From an early age, Walter Bundy’s experiences on the Piankatank River in the Chesapeake Bay instilled in him a reverence for indigenous ingredients. His summers were filled with profound culinary experiences, from eating fresh fish and crabs pulled from the river by his own hand to helping his grandmother in the kitchen as she baked pies from heirloom recipes. The family garden was prolific with everything from cucumbers to tomatoes and squash, and hunting trips with his father completed the earth-to-table eating that was simply their way of life. Bundy took his rich culinary heritage with him when he left home for Hampden-Sydney College, and he was fortunate to live on a country farm where hunting was plentiful. He took to cooking wild game for friends and family, and the connection between the land and the kitchen further strengthened his commitment to entertaining with locally informed cuisine.

While in college, Bundy helped open The Blue Point Restaurant on the Outer Banks of North Carolina. The restaurant continues to be known for its “Southern coastal cuisine” and its use of the freshest local ingredients. After graduation, he was exposed to a whole new palette of flavors when a move to Santa Fe, New Mexico brought him to work at Mark Miller’s Coyote Café. Inspired by the variety of unfamiliar ingredients and flavor profiles, Bundy decided to enroll in the New England Culinary Institute.  A desire to learn about wine subsequently brought him to the Napa Valley, where he worked with renowned chef Thomas Keller at the legendary French Laundry.

In 2002, Bundy was one of the featured chefs at the James Beard House in New York, and in the same year he presented a dinner for renowned New York chef Daniel Boulud. In 2003, Chef Bundy was the guest chef for The Chesapeake Bay Wine Classic Gala dinner held in Virginia Beach.
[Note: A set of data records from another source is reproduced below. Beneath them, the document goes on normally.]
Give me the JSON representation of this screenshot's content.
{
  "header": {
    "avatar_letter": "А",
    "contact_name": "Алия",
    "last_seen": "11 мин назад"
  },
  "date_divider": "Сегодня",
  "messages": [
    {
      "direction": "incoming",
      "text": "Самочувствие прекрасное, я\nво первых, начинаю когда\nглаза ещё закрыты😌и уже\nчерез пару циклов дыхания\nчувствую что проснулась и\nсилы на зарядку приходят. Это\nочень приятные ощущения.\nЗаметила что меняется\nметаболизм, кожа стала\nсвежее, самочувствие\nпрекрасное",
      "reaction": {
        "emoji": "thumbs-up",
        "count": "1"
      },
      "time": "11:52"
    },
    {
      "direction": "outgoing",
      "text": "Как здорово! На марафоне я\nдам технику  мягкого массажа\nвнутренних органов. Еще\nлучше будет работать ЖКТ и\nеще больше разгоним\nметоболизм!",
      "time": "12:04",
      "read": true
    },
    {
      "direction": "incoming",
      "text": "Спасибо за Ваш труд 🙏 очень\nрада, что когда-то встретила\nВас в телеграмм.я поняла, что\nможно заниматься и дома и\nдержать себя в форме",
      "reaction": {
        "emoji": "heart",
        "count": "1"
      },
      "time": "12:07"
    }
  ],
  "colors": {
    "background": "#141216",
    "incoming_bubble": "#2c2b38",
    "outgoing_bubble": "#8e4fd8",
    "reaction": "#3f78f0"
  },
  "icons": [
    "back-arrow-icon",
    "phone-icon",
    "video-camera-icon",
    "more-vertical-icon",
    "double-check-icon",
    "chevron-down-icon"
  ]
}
Bundy also participated in an offsite James Beard Dinner held at Todd Jurich’s Bistro in Norfolk, Virginia. In 2004, chef Bundy appeared on Food Network’s Food Nation with Bobby Flay and also appeared as a guest chef for a dinner to promote Patrick O’ Connell’s The Inn at Little Washington Cookbook.

Bundy was named executive chef at Lemaire in May 2001. As a native Virginian, he is committed to providing upscale Southern cuisine that showcases the bountiful seasons of the area. The menu honors the local influences of Richmond and reflects the accommodations the Jefferson Hotel-classic presentation informed by the environs. Every spring and fall, Bundy creates a wine dinner that celebrates the Virginia wines that receive the distinguished Gold Medal Award, and he is heavily involved with local charities and non-profit organizations such as the SPCA, Tuckahoe Women’s Club, Ducks Unlimited, Maymont Foundation, Cystic Fibrosis, Steward School, and St. Christopher’s School.